Este grupo habría de ser la clave para que Chile, que llevaba años de ser una de las economías peor manejadas de Latinoamérica, fase que culminó con la debacle del gobierno socialista de Salvador Allende en 1973, saliera de sus cenizas como el Ave Fénix que paradójicamente está plasmada en el escudo de la Universidad de Chicago.

 

Las aportaciones de Fontaine para el cambio radical en la trayectoria de la economía chilena son numerosas. Si bien él no participó en la redacción de “El Ladrillo,” que fue la guía de la reforma económica emprendida en 1974, fue uno de los autores de los Lineamientos para Alcanzar Mayor Empleo y Crecimiento en Latinoamérica que fue una aportación fundamental de la OEA para el desarrollo futuro de la región.

 

Los economistas a cargo de las reformas tenían un arduo trabajo por delante pues la economía chilena estaba en un estado terminal de caos. El desabastecimiento de todo era generalizado.

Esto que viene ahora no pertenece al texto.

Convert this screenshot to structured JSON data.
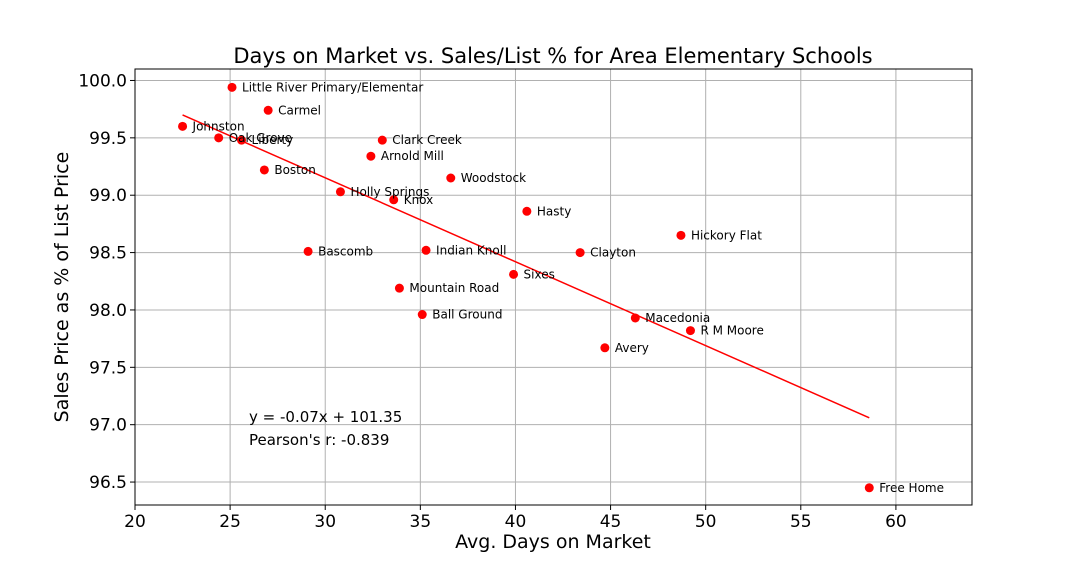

Fontaine, que estaba trabajando en Washington entonces, describe, con su gran sentido del humor, sus experiencias de una visita que hizo a su país:

 

“Trajimos jabón, pasta de dientes, arroz, aceite, papel higiénico, cigarrillos y otros ‘lujos’ para amigos y familiares; mis hijos, de diez años la mayor, se entretenían colocándose en cuanta cola podían encontrar…”

 

Como el mecanismo de precios no funciona cuando éstos son fijados por orden del gobierno, las “colas” sirven como dispositivo alterno de asignación de recursos, y es señal invariable que una economía se halla en una etapa de desabastecimiento álgida cuando se multiplican las colas para obtener lo poco disponible.

 

Además del vasto número de precios congelados, había que lidiar con un complejo sistema de paridades múltiples, enorme cantidad de empresas expropiadas que ya no producían por falta de materias primas, y un déficit público descomunal financiado con crédito del banco central, lo que llevó la inflación arriba de 400%.

 

Lo notable de las reformas económicas chilenas es que sobrevivieron en lo fundamental la transición a la democracia, al entregársele el poder a una coalición de centro-izquierda en 1989, lo que Fontaine atribuye al triunfo de “la economía como ciencia y los economistas como profesionales,” lo que resultó posible por la calidad de la educación en economía, en la PUC y en otra muchas universidades.

 

A juicio de Alito Harberger, en el prólogo del último libro de Fontaine Mi Visión, su “coronación profesional” fueron los cursos en evaluación de proyectos que entrenaron literalmente a miles de profesionales en esta disciplina, y que el gobierno chileno adoptara esta técnica para analizar la rentabilidad de sus obras.

 

Que un gobierno tenga un sistema institucional de análisis del costo-beneficio social para determinar sus políticas públicas y sus prioridades de inversión, transforma el uso del gasto público de un capricho político, como suele ocurrir en muchos países, a un ejercicio profesional que asigna mejor los recursos escasos.

 

La labor de Fontaine en concebir los cursos, escribir los textos, supervisar su calidad y en vender las bondades del sistema para asignar el gasto público al margen de presiones políticas, fueron verdaderamente labores y logros notables de un economista lúcido, honesto y comprometido con las mejores causas de su país.

 

Como el propio Fontaine reconoce, el éxito más notable alcanzado por el sólidomontón de buenos economistas chilenos –que no se limitan a Chicago como en un principio, sino a las mejores universidades del mundo- es el sólido consenso social “establecido en cuáles deben ser los pilares de una sana política pública.”

 

Querido Ernesto, ¡te extrañaremos mucho!